The Rocking Horse Winner

The Rocking Horse Winner is a film of unusual power, a strange, nightmarish study that ends in tragedy. Based on a short story by D.H Lawrence it is about a middle class family where the parents are completely dysfunctional, and the terrible impact it has on their eldest son, poor, lonely, super sensitive Paul.

Mother and Father are absolutely infuriating: they drink too much, they spend too much, Dad is a gambler who can’t be arsed to stay in a job and Mum is a snob who has to have the latest styles despite the fact that she can’t afford them. Worst of all, they don’t seem to feel the need to change, and never learn from their mistakes so, no matter how many cheques they bounce, valuables they pawn or bailiffs they have to pay off, they just carry on living beyond their means.  Being completely self-obsessed, they don’t notice the effect this has on their sensitive son, Paul, who has become fixated on becoming ‘lucky’ and, when he’s in bed at night, can hear the house whispering ‘there must be more money, there must be more money’. Poor little bugger.

Paul’s only friend is Bassett (John Mills, brilliant), the gardener / chauffer / odd job man / surrogate father, a wily ex-jockey who teaches him how to ride using a large, scary looking rocking horse the kids got for Christmas.

When Paul finds out that Bassett goes to the bookies every day, he gives his pocket money to the initially reluctant Bassett to place a bet, hoping to be able to bolster the family coffers.  As it turns out, Paul is ‘lucky’, and has an unerring instinct for picking winners. In a few weeks, Paul and Bassett have several thousand pounds and Paul’s Uncle Oscar arranges for this money to be paid to Paul’s parents in the guise of an inheritance. Unfortunately, the extra cash does not relieve the situation, it exacerbates it: feeling flush, the fools spend more than ever, and the cycle begins again.

Paul becomes strange and driven, more and more obsessed with being ‘sure’, desperate to win more money, to be ‘lucky’. As Derby day approaches, Paul becomes utterly fixated on finding the winner, intending to stake everything they have on the outcome. 

The night before the race, Paul’s Mother finds him frenziedly riding the rocking horse back and forth, exhausted and in a trance, a clairvoyant altered state where he is somehow able to find the winners name. He collapses, but reveals the name of the winner before passing out. Bassett places the bet and they win £80,000, alleviating the family’s financial problems. Paul dies, and Bassett burns the horse. 

‘The Rocking Horse Winner’ is an atmospheric and affecting film, one that moves the viewer from anger to unease to dread and, finally, to tears.
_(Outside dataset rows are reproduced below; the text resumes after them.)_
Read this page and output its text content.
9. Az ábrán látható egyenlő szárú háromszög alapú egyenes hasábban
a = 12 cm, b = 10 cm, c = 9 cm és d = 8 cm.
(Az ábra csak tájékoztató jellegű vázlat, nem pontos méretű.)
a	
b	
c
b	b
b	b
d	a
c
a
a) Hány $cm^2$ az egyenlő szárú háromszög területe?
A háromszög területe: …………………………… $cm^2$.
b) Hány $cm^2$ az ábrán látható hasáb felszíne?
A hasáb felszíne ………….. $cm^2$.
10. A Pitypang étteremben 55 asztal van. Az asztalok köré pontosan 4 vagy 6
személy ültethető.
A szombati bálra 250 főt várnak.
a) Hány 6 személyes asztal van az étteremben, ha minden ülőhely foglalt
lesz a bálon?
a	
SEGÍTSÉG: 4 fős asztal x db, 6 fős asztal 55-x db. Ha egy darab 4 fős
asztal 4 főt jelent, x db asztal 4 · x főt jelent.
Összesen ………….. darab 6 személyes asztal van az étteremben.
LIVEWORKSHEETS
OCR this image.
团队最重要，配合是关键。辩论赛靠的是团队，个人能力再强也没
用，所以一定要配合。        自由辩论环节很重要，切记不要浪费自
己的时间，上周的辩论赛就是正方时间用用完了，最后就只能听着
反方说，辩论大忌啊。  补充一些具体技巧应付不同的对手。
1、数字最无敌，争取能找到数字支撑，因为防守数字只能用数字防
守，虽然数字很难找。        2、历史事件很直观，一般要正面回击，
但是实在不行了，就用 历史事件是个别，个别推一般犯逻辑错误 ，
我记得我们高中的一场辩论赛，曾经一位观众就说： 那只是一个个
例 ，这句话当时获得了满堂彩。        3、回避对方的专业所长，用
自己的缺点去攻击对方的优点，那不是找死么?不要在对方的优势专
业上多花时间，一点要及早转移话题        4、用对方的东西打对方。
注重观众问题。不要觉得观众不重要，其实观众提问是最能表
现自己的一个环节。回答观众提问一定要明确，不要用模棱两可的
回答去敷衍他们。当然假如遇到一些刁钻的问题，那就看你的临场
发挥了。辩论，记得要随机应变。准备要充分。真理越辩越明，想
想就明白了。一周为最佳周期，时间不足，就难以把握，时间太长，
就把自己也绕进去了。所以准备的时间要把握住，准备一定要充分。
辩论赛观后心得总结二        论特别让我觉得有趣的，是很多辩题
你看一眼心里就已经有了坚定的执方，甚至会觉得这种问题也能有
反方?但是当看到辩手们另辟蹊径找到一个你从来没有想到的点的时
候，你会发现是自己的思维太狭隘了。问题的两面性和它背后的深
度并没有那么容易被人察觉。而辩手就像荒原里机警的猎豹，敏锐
The performances are uniformly good, and they need to be, as it’s an extremely complex situation: Paul’s parents are awful people who should never have had children, for instance, but they are not terrible or cruel, simply selfish and stupid. Similarly, Bassett and Uncle Oscar aid and abet Paul without ever really notice the pressure he is under - what is a lark to them is a matter of life and death to him. In the end, the whole thing is simply teribly sad.  It can be a terrible place, really, childhood. I was one of the lucky ones and even I'm glad I don't have to go there anymore.